The recent frost that struck Armenia at the end of March has hit rural communities the hardest. Residents of one village say because of the frost they are barely able to make their loan payments, adding that the frost could even lead to increased emigration and crime.
Zhora Ordoyan has been tending to his 4000-square-meter apricot orchard with his family since February. First, he hoed then fertilized land, hoping to get an abundant harvest this year. But, after last month's sudden frost, he lost all hope. He goes to the orchard today too — but now to count his losses.
Damages in the village of Narek in Ararat Province add up to millions. Apricot, peach, and plum orchards were completely frostbitten, and grape harvest is also not expected. Residents are still waiting to see whether officials will come to their village and offer solutions.
"You're filming, that's good — if the government sees this, what will it do? A similar thing happened once before: we suffered from torrential rains, officials came, saw, went and left," says Zhora, straightening my bent back.
According to him, in the case of natural disasters, the government must make villagers a priority, but it doesn't. "They have to develop a mechanism for compensating our damages. We're not saying compensate by 100% or little by little, but enough so that I don't drown, so that I am not left without food. We fall behind, of course we won't starve, we'll plant something else, we'll have food at least, but this is not a solution to the problem," Zhora adds.

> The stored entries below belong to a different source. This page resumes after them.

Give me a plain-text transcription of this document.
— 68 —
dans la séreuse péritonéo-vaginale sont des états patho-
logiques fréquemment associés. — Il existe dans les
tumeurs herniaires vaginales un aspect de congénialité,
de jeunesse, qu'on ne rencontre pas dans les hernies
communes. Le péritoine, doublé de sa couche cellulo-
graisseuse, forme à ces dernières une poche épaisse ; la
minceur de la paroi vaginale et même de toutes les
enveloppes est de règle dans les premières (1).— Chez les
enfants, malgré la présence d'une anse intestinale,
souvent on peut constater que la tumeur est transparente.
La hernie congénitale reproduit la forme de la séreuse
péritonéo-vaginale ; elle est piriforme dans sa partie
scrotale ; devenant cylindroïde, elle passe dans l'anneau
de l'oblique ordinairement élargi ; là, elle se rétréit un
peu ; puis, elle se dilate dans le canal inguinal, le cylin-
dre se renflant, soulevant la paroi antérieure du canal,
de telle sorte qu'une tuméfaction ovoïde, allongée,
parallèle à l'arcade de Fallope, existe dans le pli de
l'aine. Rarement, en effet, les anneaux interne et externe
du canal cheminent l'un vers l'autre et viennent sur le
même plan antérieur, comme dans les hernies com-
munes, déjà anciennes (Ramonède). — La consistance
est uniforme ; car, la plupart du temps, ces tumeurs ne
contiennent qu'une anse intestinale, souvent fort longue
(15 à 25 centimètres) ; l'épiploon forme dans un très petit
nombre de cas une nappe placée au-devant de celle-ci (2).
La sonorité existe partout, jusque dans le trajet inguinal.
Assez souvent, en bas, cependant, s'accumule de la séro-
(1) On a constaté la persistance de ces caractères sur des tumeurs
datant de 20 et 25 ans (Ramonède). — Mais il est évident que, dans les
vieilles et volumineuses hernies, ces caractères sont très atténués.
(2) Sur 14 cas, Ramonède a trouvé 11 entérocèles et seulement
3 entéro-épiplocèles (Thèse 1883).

As in all villages in Armenia, rural households in Narek are maintained by bank loans. In recent years, 3 families in Narek had their homes seized because they couldn't make the loan payments on time.
Narek community leader Garush Hakobyan fears this year too some families might have their homes seized by the bank because after a frost hits, villagers are unable to repay their loans.

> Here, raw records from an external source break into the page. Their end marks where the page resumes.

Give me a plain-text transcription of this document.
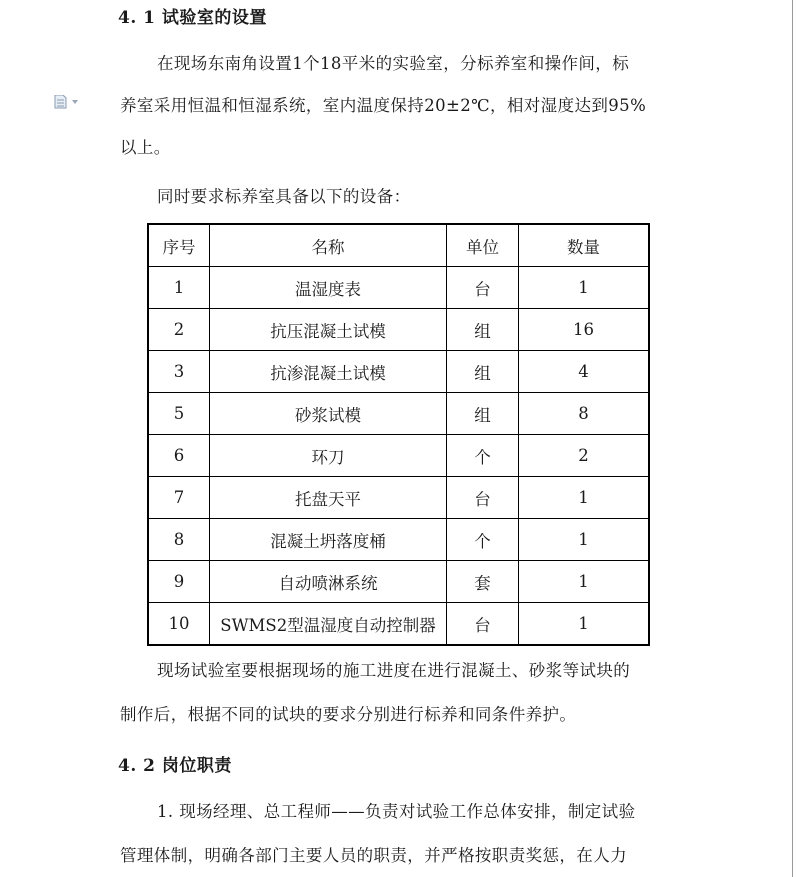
4. 1 试验室的设置
在现场东南角设置1个18平米的实验室，分标养室和操作间，标
养室采用恒温和恒湿系统，室内温度保持20±2℃，相对湿度达到95%
以上。
同时要求标养室具备以下的设备：
序号	名称	单位	数量
1	温湿度表	台	1
2	抗压混凝土试模	组	16
3	抗渗混凝土试模	组	4
5	砂浆试模	组	8
6	环刀	个	2
7	托盘天平	台	1
8	混凝土坍落度桶	个	1
9	自动喷淋系统	套	1
10	SWMS2型温湿度自动控制器	台	1
现场试验室要根据现场的施工进度在进行混凝土、砂浆等试块的
制作后，根据不同的试块的要求分别进行标养和同条件养护。
4. 2 岗位职责
1. 现场经理、总工程师——负责对试验工作总体安排，制定试验
管理体制，明确各部门主要人员的职责，并严格按职责奖惩，在人力
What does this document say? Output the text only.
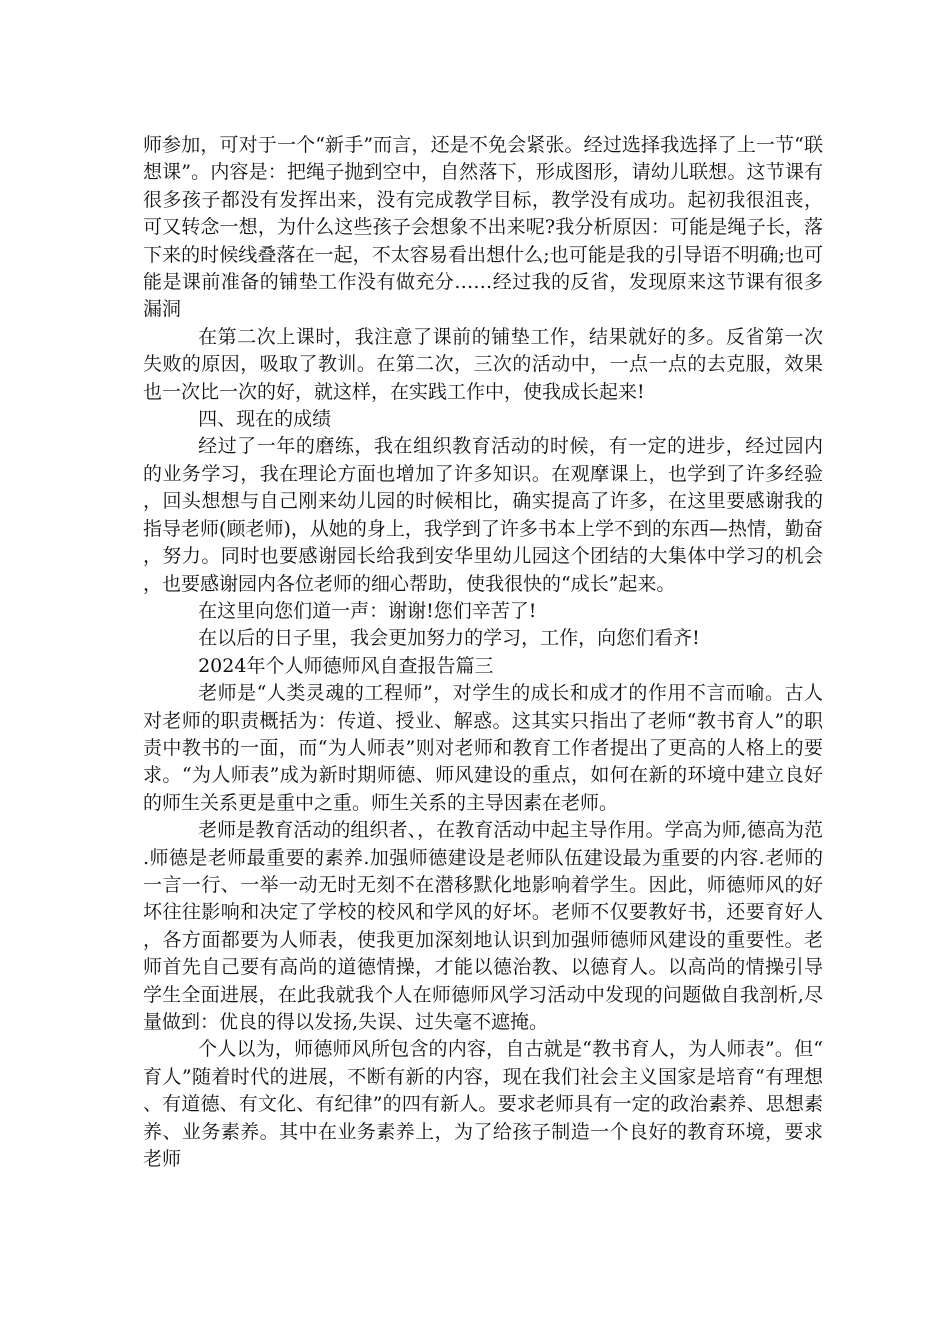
师参加，可对于一个“新手”而言，还是不免会紧张。经过选择我选择了上一节“联想课”。内容是：把绳子抛到空中，自然落下，形成图形，请幼儿联想。这节课有很多孩子都没有发挥出来，没有完成教学目标，教学没有成功。起初我很沮丧，可又转念一想，为什么这些孩子会想象不出来呢?我分析原因：可能是绳子长，落下来的时候线叠落在一起，不太容易看出想什么;也可能是我的引导语不明确;也可能是课前准备的铺垫工作没有做充分……经过我的反省，发现原来这节课有很多漏洞

在第二次上课时，我注意了课前的铺垫工作，结果就好的多。反省第一次失败的原因，吸取了教训。在第二次，三次的活动中，一点一点的去克服，效果也一次比一次的好，就这样，在实践工作中，使我成长起来!

四、现在的成绩

经过了一年的磨练，我在组织教育活动的时候，有一定的进步，经过园内的业务学习，我在理论方面也增加了许多知识。在观摩课上，也学到了许多经验，回头想想与自己刚来幼儿园的时候相比，确实提高了许多，在这里要感谢我的指导老师(顾老师)，从她的身上，我学到了许多书本上学不到的东西—热情，勤奋，努力。同时也要感谢园长给我到安华里幼儿园这个团结的大集体中学习的机会，也要感谢园内各位老师的细心帮助，使我很快的“成长”起来。

在这里向您们道一声：谢谢!您们辛苦了!

在以后的日子里，我会更加努力的学习，工作，向您们看齐!

2024年个人师德师风自查报告篇三

老师是“人类灵魂的工程师”，对学生的成长和成才的作用不言而喻。古人对老师的职责概括为：传道、授业、解惑。这其实只指出了老师“教书育人”的职责中教书的一面，而“为人师表”则对老师和教育工作者提出了更高的人格上的要求。“为人师表”成为新时期师德、师风建设的重点，如何在新的环境中建立良好的师生关系更是重中之重。师生关系的主导因素在老师。

老师是教育活动的组织者、，在教育活动中起主导作用。学高为师,德高为范.师德是老师最重要的素养.加强师德建设是老师队伍建设最为重要的内容.老师的一言一行、一举一动无时无刻不在潜移默化地影响着学生。因此，师德师风的好坏往往影响和决定了学校的校风和学风的好坏。老师不仅要教好书，还要育好人，各方面都要为人师表，使我更加深刻地认识到加强师德师风建设的重要性。老师首先自己要有高尚的道德情操，才能以德治教、以德育人。以高尚的情操引导学生全面进展，在此我就我个人在师德师风学习活动中发现的问题做自我剖析,尽量做到：优良的得以发扬,失误、过失毫不遮掩。

个人以为，师德师风所包含的内容，自古就是“教书育人，为人师表”。但“育人”随着时代的进展，不断有新的内容，现在我们社会主义国家是培育“有理想、有道德、有文化、有纪律”的四有新人。要求老师具有一定的政治素养、思想素养、业务素养。其中在业务素养上，为了给孩子制造一个良好的教育环境，要求老师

"We took loans from the bank — let's hope they don't come and choke us. I pay the interest, but there are people who pay the principal amount. These people don't have money for food — how are they supposed to pay off the loan?" says Zhora.
Member of the Narek village council Smbat Vardanyan, in turn, said that the frost will lead to an increase in emigration as well as an increase in crime. "If my child is hungry, it's obvious, right, that I'll go steal bread from Zhora's house so my child can eat. Furthermore, emigration will increase. Let me put it this way: I have a 25-year-old son. I wanted to marry him off this year, but after this situation, my son changed his mind and [now] wants to go work abroad, so we can overcome this crisis," he says.
According to Vardanyan, the only hope are the tomato crops in the fall, but there's an irrigation water problem, and villagers once again suffer losses at that time.
"I am asking the government please at least to take the people's suffering into consideration and freeze the bank payments. By conceding the land tax, they're not helping. True, it's better than nothing, but people are faced with the [basic] problem of maintaining an existence," he added.